- Born: 2 November 1959 (age 66) Bataspur, West Bengal
- Known for: Therapeutics; Biomarker (cell); Angiogenesis; Nanomedicine;
- Awards: N-BIOS Prize, Shanti Swarup Bhatnagar Prize for Science and Technology
- Scientific career
- Fields: Cancer
- Workplaces: National Centre for Cell Science

= Gopal Kundu =

Indian cell biologist

Gopal Chandra Kundu (born 2 November 1959) is an Indian cell and cancer biologist who worked as a scientist at the Indian National Centre for Cell Science. He is known for his contributions towards the understanding the mechanism of cancer progression in breast, melanoma and other cancers and development of novel therapeutic targets and target-based therapy in cancers.

An elected fellow of the Indian Academy of Sciences and the National Academy of Sciences, India, he received the National Bioscience Award for Career Development of the Department of Biotechnology in 2003. He was awarded the Shanti Swarup Bhatnagar Prize for Science and Technology, the highest Indian science awards, in 2004.

== Education and career ==
Kundu studied chemistry and biology at the Scottish Church College in Calcutta (now Kolkata), India. He obtained a B.Sc. with major in chemistry from the University of Calcutta (affiliating university of SCC) in 1980. He completed M.Sc. in chemistry at the University of Calcutta in 1982. He entered the Bose Institute, Kolkata, for a doctoral course and earned his Ph.D. in 1989 in protein biochemistry In 1989, he went to Cleveland Clinic Foundation, USA, as a post-doctoral fellow.

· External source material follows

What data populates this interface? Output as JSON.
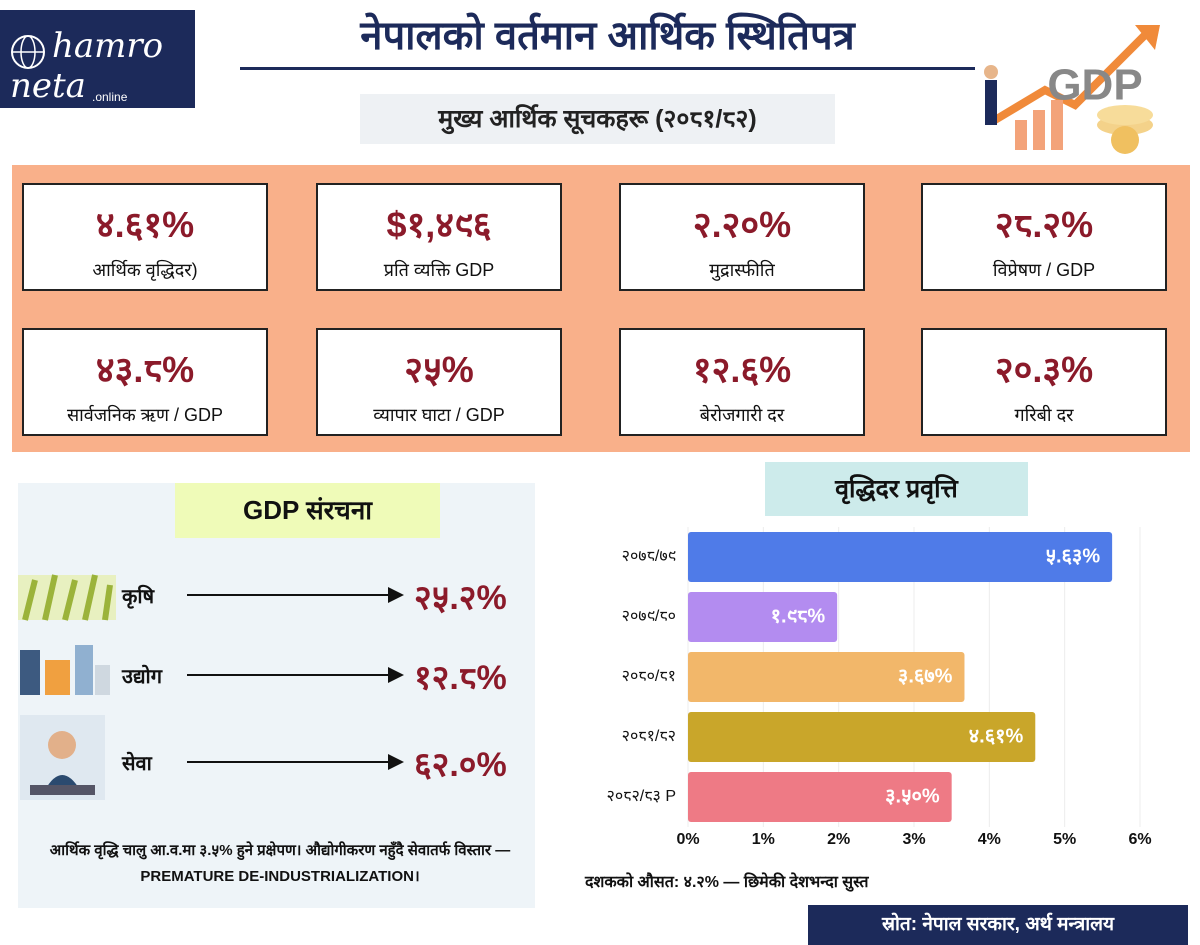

For the next eight years, he worked as a research associate at the University of Colorado (1990-1992), and then as a senior research associate at the University of Wyoming (1992-1993) and the National Institutes of Health, Bethesda (1993-1998). He became specialised in cardiovascular biology, inflammation and immunomodulation during that period. In 1998, he joined the National Centre for Cell Science (NCCS), Pune, as Scientist-D. At NCCS, he published his most important research papers covering tumor biology, regulation of gene expression, cell signaling, angiogenesis, cancer therapeutics, biomarker studies for cancer detection, and nanomedicine.

In 2019, Kundu retired from the government service at superannuation age. He was immediately appointed as director of research and development at the Kalinga Institute of Industrial Technology (KIIT), a private university in Bhubaneswar, Odissa. He also holds professor positions in biotechnology at KIIT and in medicine and molecular research at Kalinga Institute of Medical Science.

He serves as Editorial Board Member of Current Molecular Medicine, Current Chemical Biology, Frontiers in Medicine, International Journal of Oncology, Molecular Medicine Reports, The Open Cancer Journal and American Journal of Cancer Research. He is an associate editor of Molecular Cancer and Journal of Cancer Metastasis and Treatment.

== Awards and honours ==
Kundu is elected Fellow of the National Academy of Sciences, India (2003), the Indian Academy of Sciences (2006) and Indian National Science Academy (2023). He is member of American Society for Biochemistry and Molecular Biology and New York Academy of Sciences. He was elected Fellow of the Royal Society of Chemistry in 2023.

=== Awards ===
In 1997, Kundu received Fellows Award for Research Excellence (FARE) from the US National Institute of Health of Health. In 2003, Kundu received the National Bioscience Award for Career Development from the Department of Biotechnology, government of India. In 2004, he was awarded the Shanti Swarup Bhatnagar Prize for Science and Technology in the field of biology, the award of which is considered as the most prestigious in science under the government of India. In 2007, the International Journal of Molecular Medicine from Greece gave him an "International award for an outstanding achievement in oncology". In 2013, he received the 7th National Grassroots Innovation Awards from the National Innovation Foundation for his works in cancer biology.

==Controversy==
A controversy erupted in the NCCS in 2006 when an anonymous mail alleged that Kundu and others might have misrepresented data in a paper published in the Journal of Biological Chemistry. The allegation was that they had rehashed the same set of data which they had published earlier. An internal committee of the NCCS advised the authors to take back their paper, however an independent committee led by G. Padmanabhan, a former director of Indian Institute of Science, Bangalore, concluded that there was no manipulation in the data. On 23 February 2007, the Journal of Biological Chemistry withdrew the paper amid allegations of data manipulation, although the authors maintained that the two papers used different set of data though similar experiments.